Student NameCaijun Qin
Faculty Mentor NamePeter Dobbins
CollegeHerbert Wertheim College of Engineering
MajorComputer Science
Research InterestsGraph Theory, Combinatorics, Optimization Problems
Academic AwardsFSU University Freshman Scholarship (2018-2019), FSU Honors Program (2019), 1st Place in FSU Spring Programming Competition Lower Division (2019), UF University Scholars Program (2020)
OrganizationsACM, ACE, UF Programming Club
Hobbies and InterestsOpen-Source Software, Competitive Programming, Chess, Reading, Running

Research Project

Predictive Sampling Method for Spread Models in Networks?
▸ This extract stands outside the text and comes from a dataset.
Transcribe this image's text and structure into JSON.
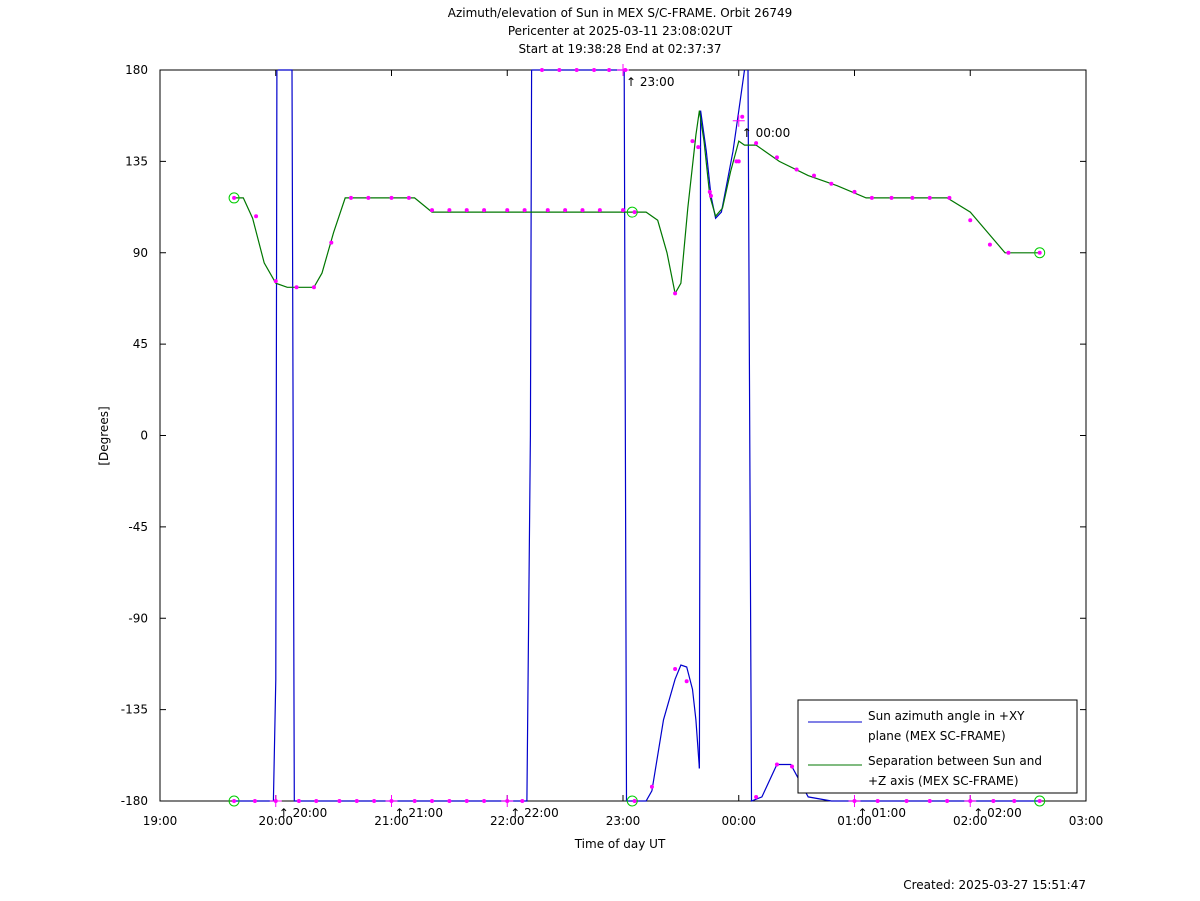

This paper proposes an accurate, predictive sampling algorithm intended to forecast events or effectual range of an event in a spread model. The spread model is physically represented on a static, connected, and weighted network. Note that graph and network are synonymous. This type of graph is a set of vertices such that each vertex is connected via an edge to at least one other vertex. Applications of data science such as predicting influence in social networks, spreading of neural signals in the brain, changes in ecological food webs, and more depend on very large graphs. Many sampling techniques have been proposed to generate a smaller sub-graph as a representation of the original graph. In some cases, we do not have access to all vertices and edges immediately; rather, we can only know the local properties of one or a few vertices and edges. Under his context, sampling a large graph requires growing the sample from one or more sources. For our purpose of demonstration, a single source will be used. Iteratively at each vertex, a less restrictive variant of caterpillar graph is accumulated onto a growing and possibly branching sample network. The ratio of each unvisited edge weight to the sum of all incident edges’ weights determines whether a new edge will be appended to the growing sample. An existing probabilistic method of network sampling using random walks will be compared to our proposed method. A random walk, in the general sense, randomly appends an incident edge (and the attached vertex) to the sample, continues down the new edge, and repeats until some end criteria is reached. For weighted edges, a “random” walk would append an edge based on probability of being chosen, which is determined by edge weight. Our method binarizes the random walk approach by either appending an edge with 100% probability or certainly not at all, based on the edge weight. To compare performance, agent-based modeling (ABM) will be utilized to simulate the spread of agents from the same initial source. The accuracy, using either sampling method, is the ratio of vertices visited by any agent(s) found in the sample graph to the number of visited vertices overall.